Parte del mio 41° compleanno lo trascorsi a Mosca nella redazione di Novaja Gazeta, il quotidiano per cui aveva lavorato la giornalista ammazzata Anna Politkovskaja, in prima linea per la difesa dei diritti umani. Nell’ultima settimana lo stesso quotidiano è ritornato sul piede di guerra, a sfidare la disinformazione che aleggia al di là dei monti Urali: in Cecenia è stato riconosciuto il primo campo di concentramento per Omosessuali.

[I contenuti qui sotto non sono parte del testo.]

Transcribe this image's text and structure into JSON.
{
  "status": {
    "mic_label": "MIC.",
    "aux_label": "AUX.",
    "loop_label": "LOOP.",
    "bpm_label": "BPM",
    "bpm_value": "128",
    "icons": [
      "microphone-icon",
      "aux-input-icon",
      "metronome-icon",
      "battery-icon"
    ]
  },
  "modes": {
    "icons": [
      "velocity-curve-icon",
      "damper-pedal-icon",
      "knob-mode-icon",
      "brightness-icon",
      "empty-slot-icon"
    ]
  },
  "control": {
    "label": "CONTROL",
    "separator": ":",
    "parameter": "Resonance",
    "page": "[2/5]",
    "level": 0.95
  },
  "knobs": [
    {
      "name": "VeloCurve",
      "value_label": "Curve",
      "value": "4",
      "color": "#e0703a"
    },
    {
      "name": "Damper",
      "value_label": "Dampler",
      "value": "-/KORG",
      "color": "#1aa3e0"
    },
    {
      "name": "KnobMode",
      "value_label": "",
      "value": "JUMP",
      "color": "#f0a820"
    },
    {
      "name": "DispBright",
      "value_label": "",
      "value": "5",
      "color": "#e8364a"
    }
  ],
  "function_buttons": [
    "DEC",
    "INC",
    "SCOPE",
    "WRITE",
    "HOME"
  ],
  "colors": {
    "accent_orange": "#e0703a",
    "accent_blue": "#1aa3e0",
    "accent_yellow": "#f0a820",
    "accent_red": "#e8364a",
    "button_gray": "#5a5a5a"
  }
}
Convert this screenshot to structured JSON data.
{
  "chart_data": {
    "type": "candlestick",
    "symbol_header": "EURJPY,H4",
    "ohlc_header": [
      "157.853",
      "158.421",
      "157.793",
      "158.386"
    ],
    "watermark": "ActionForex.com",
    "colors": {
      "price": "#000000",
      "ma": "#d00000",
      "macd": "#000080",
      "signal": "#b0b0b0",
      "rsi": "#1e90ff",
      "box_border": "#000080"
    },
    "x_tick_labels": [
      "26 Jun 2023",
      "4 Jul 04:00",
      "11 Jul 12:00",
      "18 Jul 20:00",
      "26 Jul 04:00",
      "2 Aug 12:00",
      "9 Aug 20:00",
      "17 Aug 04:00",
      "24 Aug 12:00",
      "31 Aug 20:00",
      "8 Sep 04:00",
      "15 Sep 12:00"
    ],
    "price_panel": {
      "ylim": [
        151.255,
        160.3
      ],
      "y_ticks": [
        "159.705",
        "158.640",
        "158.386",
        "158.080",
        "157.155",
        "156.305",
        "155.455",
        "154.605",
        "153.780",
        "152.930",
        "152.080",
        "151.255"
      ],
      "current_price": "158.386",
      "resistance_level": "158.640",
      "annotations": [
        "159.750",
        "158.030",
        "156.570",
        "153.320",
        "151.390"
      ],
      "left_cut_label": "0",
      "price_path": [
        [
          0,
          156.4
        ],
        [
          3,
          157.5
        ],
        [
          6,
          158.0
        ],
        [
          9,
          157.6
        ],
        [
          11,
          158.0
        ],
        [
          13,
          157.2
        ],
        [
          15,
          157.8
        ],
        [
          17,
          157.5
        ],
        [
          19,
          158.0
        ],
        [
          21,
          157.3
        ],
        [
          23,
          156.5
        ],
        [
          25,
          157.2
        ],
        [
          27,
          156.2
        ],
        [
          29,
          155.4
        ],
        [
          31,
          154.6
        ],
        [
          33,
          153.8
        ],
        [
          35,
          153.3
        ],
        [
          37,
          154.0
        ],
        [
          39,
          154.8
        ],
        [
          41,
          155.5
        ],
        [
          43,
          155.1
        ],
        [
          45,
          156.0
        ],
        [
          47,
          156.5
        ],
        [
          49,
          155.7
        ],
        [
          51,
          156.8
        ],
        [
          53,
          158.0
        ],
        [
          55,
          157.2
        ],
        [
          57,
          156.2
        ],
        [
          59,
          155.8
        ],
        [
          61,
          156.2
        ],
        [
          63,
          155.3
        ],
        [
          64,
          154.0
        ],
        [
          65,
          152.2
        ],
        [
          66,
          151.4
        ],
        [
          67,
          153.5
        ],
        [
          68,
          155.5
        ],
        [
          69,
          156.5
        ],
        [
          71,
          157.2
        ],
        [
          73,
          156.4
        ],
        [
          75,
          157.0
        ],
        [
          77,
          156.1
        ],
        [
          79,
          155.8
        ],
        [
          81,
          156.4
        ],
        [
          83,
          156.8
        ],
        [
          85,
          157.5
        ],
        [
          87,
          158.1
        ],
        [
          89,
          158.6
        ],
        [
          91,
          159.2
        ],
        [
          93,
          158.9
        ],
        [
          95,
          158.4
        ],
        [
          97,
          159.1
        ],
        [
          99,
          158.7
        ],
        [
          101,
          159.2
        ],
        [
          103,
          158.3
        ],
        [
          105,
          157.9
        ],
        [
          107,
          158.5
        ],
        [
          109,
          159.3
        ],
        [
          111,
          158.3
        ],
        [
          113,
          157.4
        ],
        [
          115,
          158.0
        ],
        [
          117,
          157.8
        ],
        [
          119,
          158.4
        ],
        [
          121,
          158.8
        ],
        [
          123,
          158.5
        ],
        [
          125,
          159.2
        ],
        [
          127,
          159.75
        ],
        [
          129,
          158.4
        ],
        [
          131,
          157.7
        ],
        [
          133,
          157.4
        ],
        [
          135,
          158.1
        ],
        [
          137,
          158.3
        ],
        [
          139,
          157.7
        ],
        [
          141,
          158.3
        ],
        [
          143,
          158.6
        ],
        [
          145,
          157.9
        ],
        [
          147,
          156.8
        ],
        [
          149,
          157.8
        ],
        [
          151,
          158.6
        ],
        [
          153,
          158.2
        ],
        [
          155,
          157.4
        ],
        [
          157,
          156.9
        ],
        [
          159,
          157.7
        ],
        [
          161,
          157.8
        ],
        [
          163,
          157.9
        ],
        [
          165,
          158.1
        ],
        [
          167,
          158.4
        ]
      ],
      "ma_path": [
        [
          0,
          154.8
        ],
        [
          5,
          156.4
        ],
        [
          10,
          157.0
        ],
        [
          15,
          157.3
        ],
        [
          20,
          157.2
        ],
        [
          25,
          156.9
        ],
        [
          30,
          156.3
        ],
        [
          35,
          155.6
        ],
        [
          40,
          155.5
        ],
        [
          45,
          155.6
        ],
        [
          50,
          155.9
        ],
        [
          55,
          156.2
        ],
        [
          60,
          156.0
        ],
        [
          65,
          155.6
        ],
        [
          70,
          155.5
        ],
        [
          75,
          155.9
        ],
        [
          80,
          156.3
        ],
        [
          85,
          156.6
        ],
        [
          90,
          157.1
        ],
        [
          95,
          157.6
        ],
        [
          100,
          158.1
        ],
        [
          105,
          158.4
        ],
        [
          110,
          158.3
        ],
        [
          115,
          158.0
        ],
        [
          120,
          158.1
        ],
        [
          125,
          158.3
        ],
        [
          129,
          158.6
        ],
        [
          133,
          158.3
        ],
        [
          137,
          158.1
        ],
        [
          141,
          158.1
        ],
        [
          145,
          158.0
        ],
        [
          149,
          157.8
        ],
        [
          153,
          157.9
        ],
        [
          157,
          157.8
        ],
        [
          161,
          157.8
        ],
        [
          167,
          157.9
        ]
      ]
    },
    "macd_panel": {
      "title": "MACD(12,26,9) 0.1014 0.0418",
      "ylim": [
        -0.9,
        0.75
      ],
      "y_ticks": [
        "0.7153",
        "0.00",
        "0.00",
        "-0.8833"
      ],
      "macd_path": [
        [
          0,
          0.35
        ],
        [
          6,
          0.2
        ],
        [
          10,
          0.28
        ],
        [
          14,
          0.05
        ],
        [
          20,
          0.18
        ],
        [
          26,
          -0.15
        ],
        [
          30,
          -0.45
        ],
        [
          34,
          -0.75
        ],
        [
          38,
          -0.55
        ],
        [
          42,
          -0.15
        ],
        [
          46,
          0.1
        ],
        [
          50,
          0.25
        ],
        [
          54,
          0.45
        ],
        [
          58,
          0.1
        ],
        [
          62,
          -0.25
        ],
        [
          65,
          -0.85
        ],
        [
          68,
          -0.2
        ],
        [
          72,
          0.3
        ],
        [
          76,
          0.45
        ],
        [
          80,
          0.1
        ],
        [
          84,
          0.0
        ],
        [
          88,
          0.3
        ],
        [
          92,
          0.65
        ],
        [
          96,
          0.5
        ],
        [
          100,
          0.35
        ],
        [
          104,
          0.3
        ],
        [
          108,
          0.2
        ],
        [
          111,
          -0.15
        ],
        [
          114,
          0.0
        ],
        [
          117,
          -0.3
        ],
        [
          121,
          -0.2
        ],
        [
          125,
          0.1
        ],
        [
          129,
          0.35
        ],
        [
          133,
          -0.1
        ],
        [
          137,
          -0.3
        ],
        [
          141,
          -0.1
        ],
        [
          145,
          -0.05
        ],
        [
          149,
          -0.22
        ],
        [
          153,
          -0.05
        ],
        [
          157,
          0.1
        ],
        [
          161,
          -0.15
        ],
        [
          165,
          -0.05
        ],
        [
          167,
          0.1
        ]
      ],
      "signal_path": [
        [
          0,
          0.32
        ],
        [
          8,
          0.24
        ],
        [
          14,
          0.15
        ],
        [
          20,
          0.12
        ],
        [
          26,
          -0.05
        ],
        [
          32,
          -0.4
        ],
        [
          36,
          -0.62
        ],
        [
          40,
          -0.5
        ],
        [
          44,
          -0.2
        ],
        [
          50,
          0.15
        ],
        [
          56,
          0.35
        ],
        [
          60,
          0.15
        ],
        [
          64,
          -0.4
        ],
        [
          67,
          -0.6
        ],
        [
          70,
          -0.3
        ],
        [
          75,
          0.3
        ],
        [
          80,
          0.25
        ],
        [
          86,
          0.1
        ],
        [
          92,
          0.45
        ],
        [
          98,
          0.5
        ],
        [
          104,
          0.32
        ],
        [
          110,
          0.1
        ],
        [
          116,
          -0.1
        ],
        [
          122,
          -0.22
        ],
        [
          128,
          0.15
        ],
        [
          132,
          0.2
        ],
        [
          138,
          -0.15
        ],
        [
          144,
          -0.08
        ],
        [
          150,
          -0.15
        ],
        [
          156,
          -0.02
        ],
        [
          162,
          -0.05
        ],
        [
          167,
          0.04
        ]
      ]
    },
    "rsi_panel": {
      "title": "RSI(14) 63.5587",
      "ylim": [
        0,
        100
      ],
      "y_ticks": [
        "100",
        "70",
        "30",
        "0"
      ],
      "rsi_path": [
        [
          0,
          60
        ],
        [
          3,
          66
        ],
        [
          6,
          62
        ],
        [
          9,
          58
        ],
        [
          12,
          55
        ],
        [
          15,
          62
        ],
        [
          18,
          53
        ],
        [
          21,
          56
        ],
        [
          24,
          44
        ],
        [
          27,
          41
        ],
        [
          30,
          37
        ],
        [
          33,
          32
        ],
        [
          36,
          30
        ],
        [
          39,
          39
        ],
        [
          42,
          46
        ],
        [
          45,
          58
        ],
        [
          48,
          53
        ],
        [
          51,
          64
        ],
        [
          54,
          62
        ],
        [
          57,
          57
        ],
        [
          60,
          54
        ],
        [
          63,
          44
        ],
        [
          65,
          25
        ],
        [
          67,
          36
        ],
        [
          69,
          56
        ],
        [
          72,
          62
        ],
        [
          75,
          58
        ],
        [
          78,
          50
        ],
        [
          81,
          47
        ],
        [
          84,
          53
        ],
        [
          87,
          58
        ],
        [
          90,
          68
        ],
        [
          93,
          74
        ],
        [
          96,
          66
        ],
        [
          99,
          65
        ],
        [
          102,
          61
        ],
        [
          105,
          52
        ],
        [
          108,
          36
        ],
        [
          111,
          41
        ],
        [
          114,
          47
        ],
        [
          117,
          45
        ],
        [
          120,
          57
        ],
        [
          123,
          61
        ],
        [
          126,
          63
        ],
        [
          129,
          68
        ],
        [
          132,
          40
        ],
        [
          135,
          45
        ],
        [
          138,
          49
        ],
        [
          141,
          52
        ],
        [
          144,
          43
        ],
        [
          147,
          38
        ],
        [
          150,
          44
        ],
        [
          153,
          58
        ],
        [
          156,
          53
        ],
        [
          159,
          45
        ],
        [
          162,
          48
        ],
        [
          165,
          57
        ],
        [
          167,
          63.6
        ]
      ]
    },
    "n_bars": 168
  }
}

Cosa fa la comunità internazionale, si benda gli occhi?
In questi giorni è stata fatta una retata di gay imprigionati e torturati in un luogo del Paese: “Diverse volte al giorno ci portavano fuori e ci picchiavano. Lo scopo era conoscere la cerchia dei contatti di ciascuno di noi, nella loro mente se sei sospettato allora tutti quelli della tua cerchia sono gay.”
Del resto neanche la Russia di Putin si è mai mostrata benevole nei confronti delle comunità LGBT. Risale al 2013 una legge che punisce chiunque faccia propaganda gay. L’hashtag #Cecenia in tropic trend su Twitter in queste ore non è soltanto il sintomo di un’indignazione collettiva. È l’amara presa di coscienza che l’informazione non contribuisca a squarciare il velo scuro del tempio dell’orrore.
In questo momento in Cecenia non hai scelta se sei gay: o te ne vai, o finisci al patibolo dopo essere stato torturato. “Descrivi quello che vedi, metti insieme dei fatti e analizzali. Punto e basta” è una grande lezione della penna di Anna Politkovskaja. Chi lo ha detto che l’ultimo campo di concentramento risale ai tempi del Nazismo? I genocidi nella ex Jugoslavia o in Africa, giusto per citarne qualcuno, ci hanno fatto mettere insieme i fatti. Continuiamo a tapparci il naso.